In recent weeks, India has unveiled a series of defense systems, from intercontinental ballistic missile-class platforms to startup-built autonomous systems, signaling a fundamental shift in its strategic doctrine. New Delhi is no longer treating defense production as a mere procurement exercise; it is now a form of industrial statecraft that intertwines manufacturing capability, technological self-reliance, and national security.
Asia's strategic landscape is growing more volatile, particularly after India's Operation Sindoor against Pakistan in May 2025. That operation has lent new legitimacy to India's defense-industrial push, as future conflicts will depend as much on domestic manufacturing resilience and rapid technological adaptation as on conventional force structures. China's expanding military-industrial capabilities, intensifying great-power competition across the Indo-Pacific, supply-chain fragmentation, and the growing use of sanctions and export controls have all reshaped how states think about security.

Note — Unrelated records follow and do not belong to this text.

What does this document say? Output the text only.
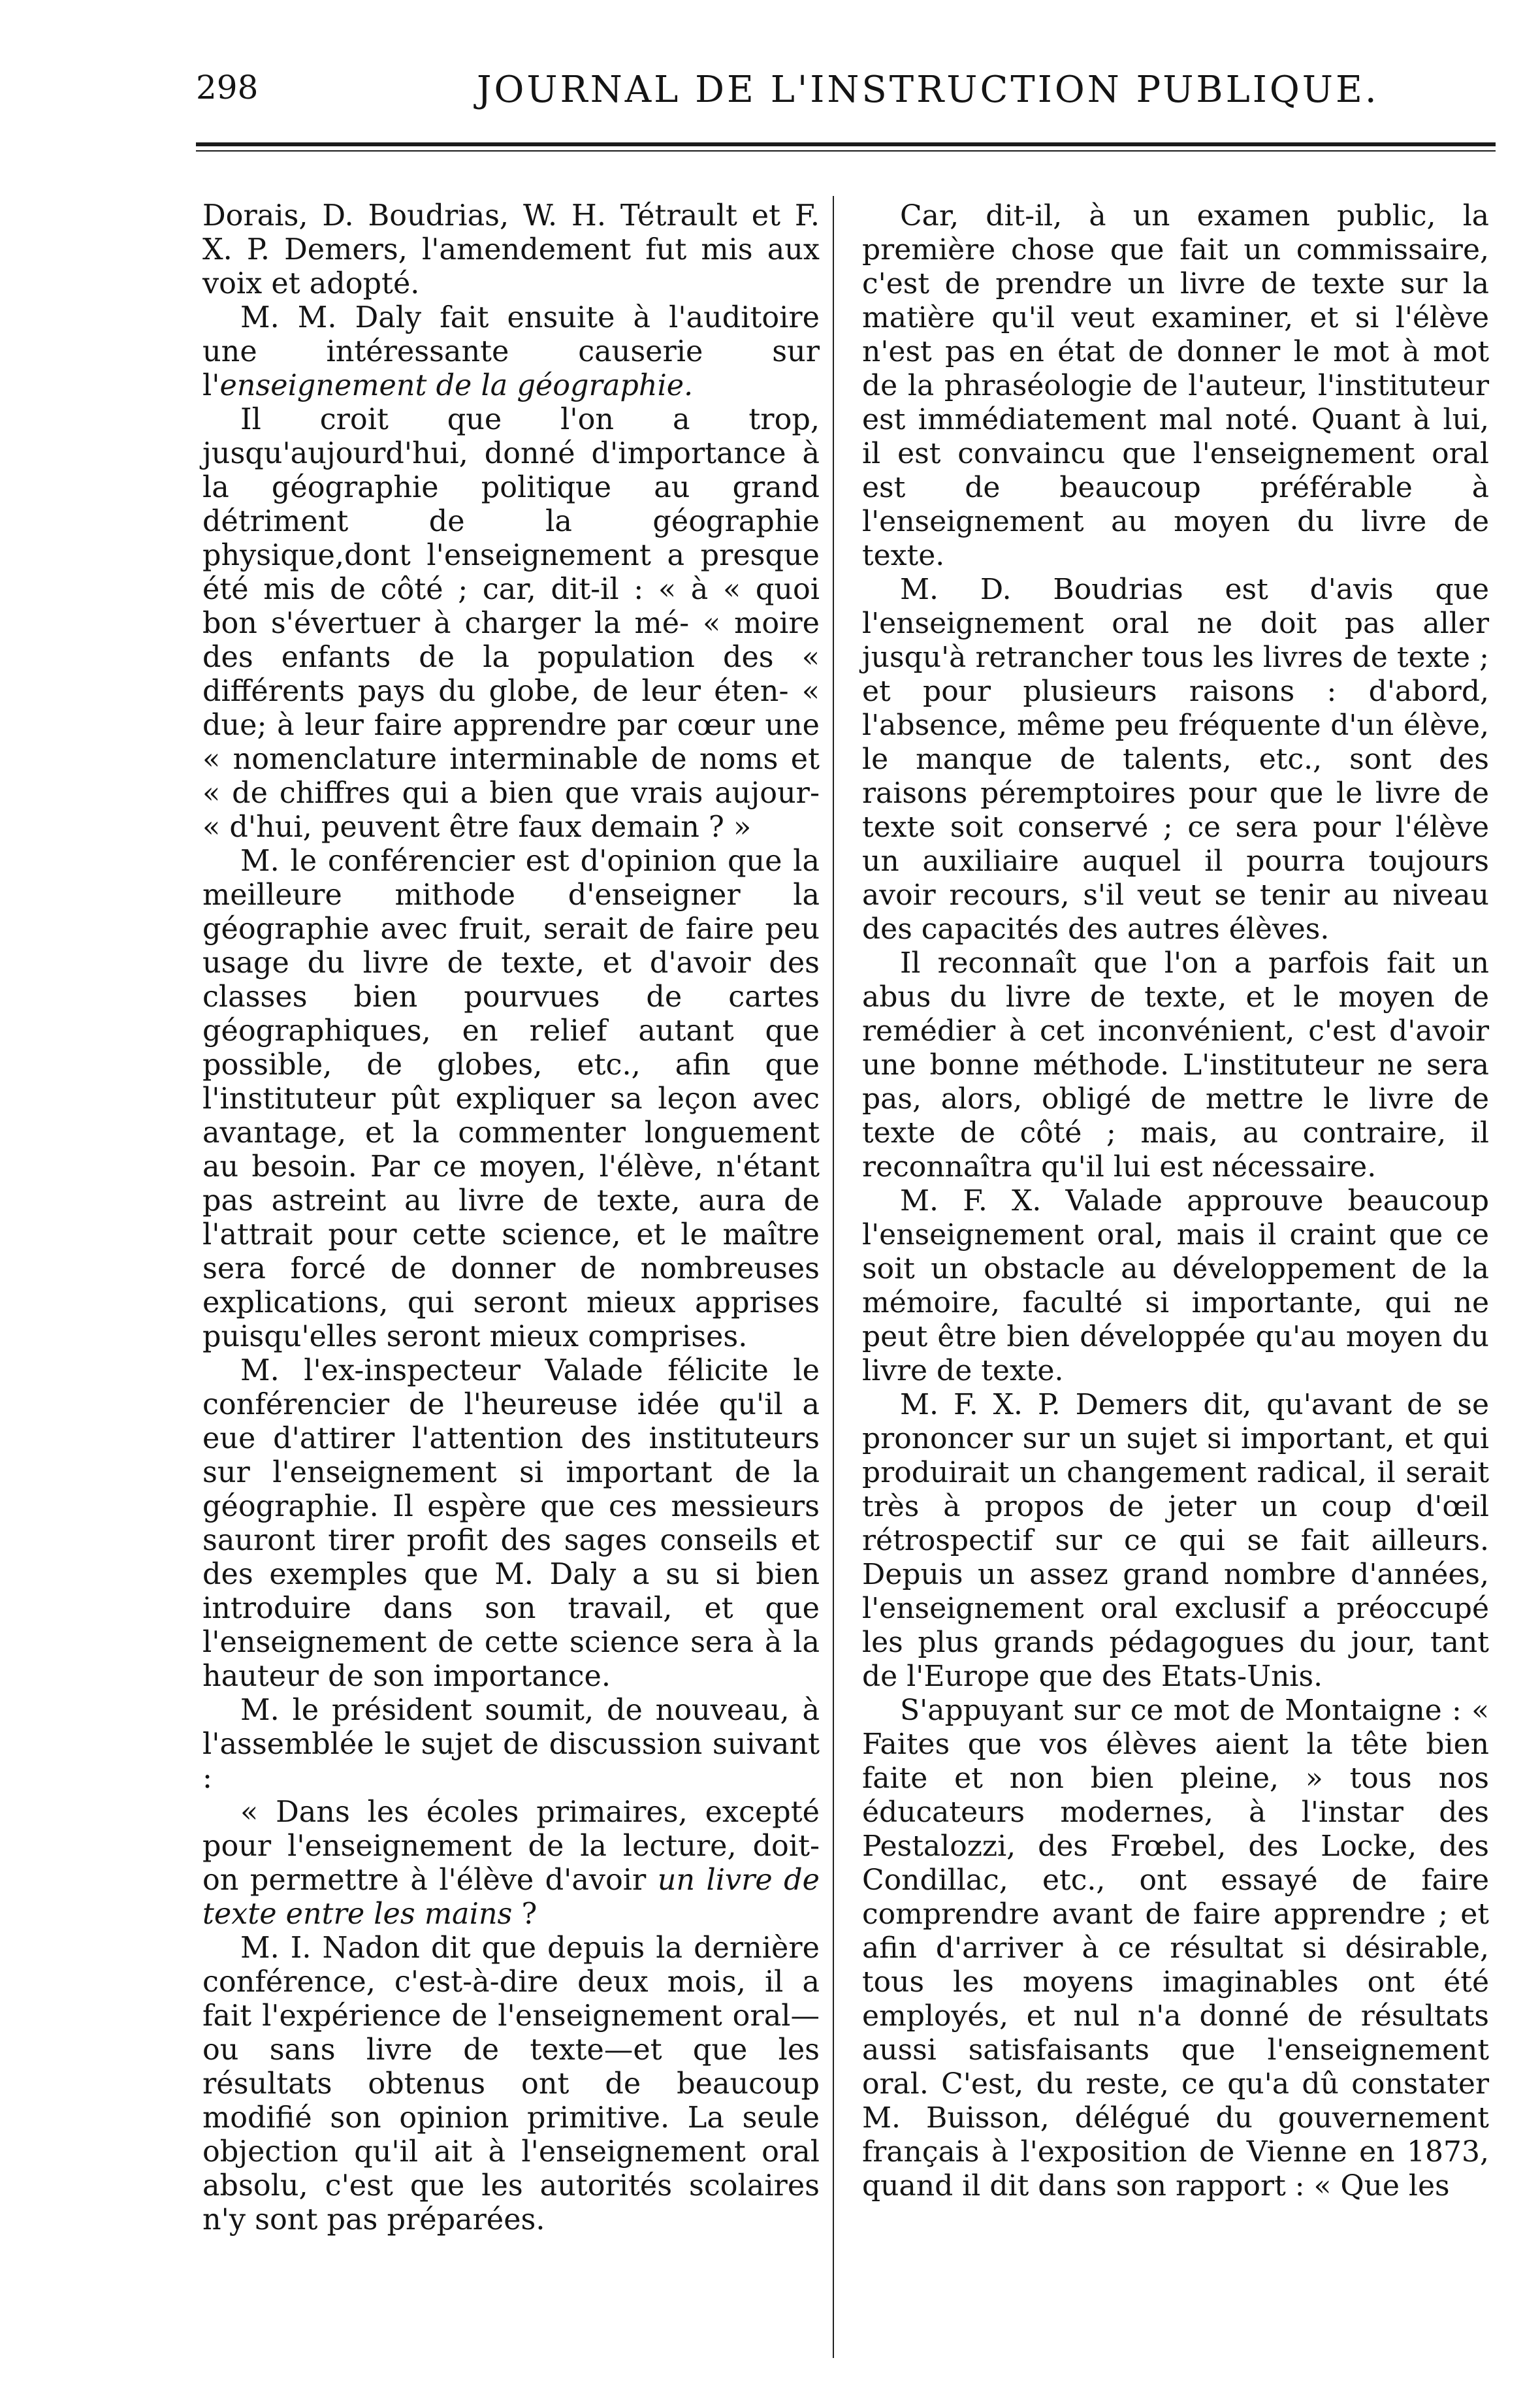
298	JOURNAL DE L'INSTRUCTION PUBLIQUE.

Dorais, D. Boudrias, W. H. Tétrault et F. X. P. Demers, l'amendement fut mis aux voix et adopté.

M. M. Daly fait ensuite à l'auditoire une intéressante causerie sur l'enseignement de la géographie.

Il croit que l'on a trop, jusqu'aujourd'hui, donné d'importance à la géographie politique au grand détriment de la géographie physique,dont l'enseignement a presque été mis de côté ; car, dit-il : « à « quoi bon s'évertuer à charger la mé- « moire des enfants de la population des « différents pays du globe, de leur éten- « due; à leur faire apprendre par cœur une « nomenclature interminable de noms et « de chiffres qui a bien que vrais aujour- « d'hui, peuvent être faux demain ? »

M. le conférencier est d'opinion que la meilleure mithode d'enseigner la géographie avec fruit, serait de faire peu usage du livre de texte, et d'avoir des classes bien pourvues de cartes géographiques, en relief autant que possible, de globes, etc., afin que l'instituteur pût expliquer sa leçon avec avantage, et la commenter longuement au besoin. Par ce moyen, l'élève, n'étant pas astreint au livre de texte, aura de l'attrait pour cette science, et le maître sera forcé de donner de nombreuses explications, qui seront mieux apprises puisqu'elles seront mieux comprises.

M. l'ex-inspecteur Valade félicite le conférencier de l'heureuse idée qu'il a eue d'attirer l'attention des instituteurs sur l'enseignement si important de la géographie. Il espère que ces messieurs sauront tirer profit des sages conseils et des exemples que M. Daly a su si bien introduire dans son travail, et que l'enseignement de cette science sera à la hauteur de son importance.

M. le président soumit, de nouveau, à l'assemblée le sujet de discussion suivant :

« Dans les écoles primaires, excepté pour l'enseignement de la lecture, doit-on permettre à l'élève d'avoir un livre de texte entre les mains ?

M. I. Nadon dit que depuis la dernière conférence, c'est-à-dire deux mois, il a fait l'expérience de l'enseignement oral—ou sans livre de texte—et que les résultats obtenus ont de beaucoup modifié son opinion primitive. La seule objection qu'il ait à l'enseignement oral absolu, c'est que les autorités scolaires n'y sont pas préparées.

Car, dit-il, à un examen public, la première chose que fait un commissaire, c'est de prendre un livre de texte sur la matière qu'il veut examiner, et si l'élève n'est pas en état de donner le mot à mot de la phraséologie de l'auteur, l'instituteur est immédiatement mal noté. Quant à lui, il est convaincu que l'enseignement oral est de beaucoup préférable à l'enseignement au moyen du livre de texte.

M. D. Boudrias est d'avis que l'enseignement oral ne doit pas aller jusqu'à retrancher tous les livres de texte ; et pour plusieurs raisons : d'abord, l'absence, même peu fréquente d'un élève, le manque de talents, etc., sont des raisons péremptoires pour que le livre de texte soit conservé ; ce sera pour l'élève un auxiliaire auquel il pourra toujours avoir recours, s'il veut se tenir au niveau des capacités des autres élèves.

Il reconnaît que l'on a parfois fait un abus du livre de texte, et le moyen de remédier à cet inconvénient, c'est d'avoir une bonne méthode. L'instituteur ne sera pas, alors, obligé de mettre le livre de texte de côté ; mais, au contraire, il reconnaîtra qu'il lui est nécessaire.

M. F. X. Valade approuve beaucoup l'enseignement oral, mais il craint que ce soit un obstacle au développement de la mémoire, faculté si importante, qui ne peut être bien développée qu'au moyen du livre de texte.

M. F. X. P. Demers dit, qu'avant de se prononcer sur un sujet si important, et qui produirait un changement radical, il serait très à propos de jeter un coup d'œil rétrospectif sur ce qui se fait ailleurs. Depuis un assez grand nombre d'années, l'enseignement oral exclusif a préoccupé les plus grands pédagogues du jour, tant de l'Europe que des Etats-Unis.

S'appuyant sur ce mot de Montaigne : « Faites que vos élèves aient la tête bien faite et non bien pleine, » tous nos éducateurs modernes, à l'instar des Pestalozzi, des Frœbel, des Locke, des Condillac, etc., ont essayé de faire comprendre avant de faire apprendre ; et afin d'arriver à ce résultat si désirable, tous les moyens imaginables ont été employés, et nul n'a donné de résultats aussi satisfaisants que l'enseignement oral. C'est, du reste, ce qu'a dû constater M. Buisson, délégué du gouvernement français à l'exposition de Vienne en 1873, quand il dit dans son rapport : « Que les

In this environment, India's recent defense launches are significant not only for their military utility but for what they signal economically and strategically. The most striking example came this week with India's maiden test of a nuclear-capable intercontinental ballistic missile-class platform. The test demonstrates advances in propulsion, guidance, and re-entry technologies that only a handful of countries possess. It also underscores how defense capability development drives wider industrial sophistication. Long-range missile programs require domestic ecosystems involving advanced metallurgy, electronics, precision engineering, computational systems, and materials science. Countries capable of building these systems inevitably build wider technological depth.
From Glide Weapons to Guided Rockets
The same logic underpins the DRDO-IAF trial of the Tactical Advanced Range Augmentation (TARA) glide weapon system. TARA converts conventional unguided bombs into precision-guided stand-off weapons using low-cost indigenous technology. Militarily, that improves survivability and strike precision. Economically, it demonstrates India's attempt to move away from expensive import-heavy combat architectures toward scalable domestic precision manufacturing.
The Indian government recently articulated a four-pillar framework that captures the country's emerging strategic logic: expanding manufacturing capacity to address scale, building resilient supply chains to reduce external vulnerability, prioritizing innovation for AI-driven and autonomous warfare, and positioning India as a global defense manufacturing hub to tie industrial growth directly to geopolitical influence. The framework's significance lies in its integrated approach, linking industrial policy, technology development, export growth, and strategic autonomy.
The Pinaka guided missile program illustrates how indigenous production is altering the economics of India's warfare capabilities. India's guided rockets reportedly cost significantly less than comparable foreign systems while delivering precision deep-strike capability. At roughly $80,000 per guided rocket, the Pinaka system is substantially cheaper than comparable Western systems such as the US GMLRS, which can cost upwards of $140,000 per round, giving India an important cost-efficiency advantage in sustained high-volume warfare.
India's strategy is clearly evident in its exports of BrahMos and Pinaka missiles. New Delhi is using indigenous defense manufacturing as an instrument of strategic influence across the Indo-Pacific and beyond. Pinaka missiles have recently been bought by Armenia. India has thus far delivered two of the three BrahMos missile systems to the Philippines under a $375 million deal concluded four years ago, with the third battery slated for delivery soon. India is now advancing a potential deal with Vietnam, a country at the center of maritime tensions in the South China Sea. Such exports extend India's security partnerships while reinforcing deterrence architectures against expanding Chinese assertiveness across Asia.
The BrahMos missile ecosystem itself captures the wider logic behind India's defense-industrial strategy. Producing and sustaining a supersonic cruise missile program requires advanced capabilities across propulsion systems, guidance technologies, precision manufacturing, software integration, and complex supply-chain coordination. Export growth validates industrial credibility while sustaining economies of scale. As exports expand, these ecosystems gain economies of scale, deepen localization, and attract wider private-sector participation. In strategic terms, BrahMos exports allow India to simultaneously strengthen global and regional partnerships, expand defense diplomacy, and build long-term manufacturing depth.
These programs also matter because they reduce import dependence, but sustainable military readiness increasingly depends on production scalability during prolonged crises, where industrial endurance often matters more than headline inventories. India's defense push is now a form of industrial statecraft that aims to reshape Asia's strategic balance, one missile at a time.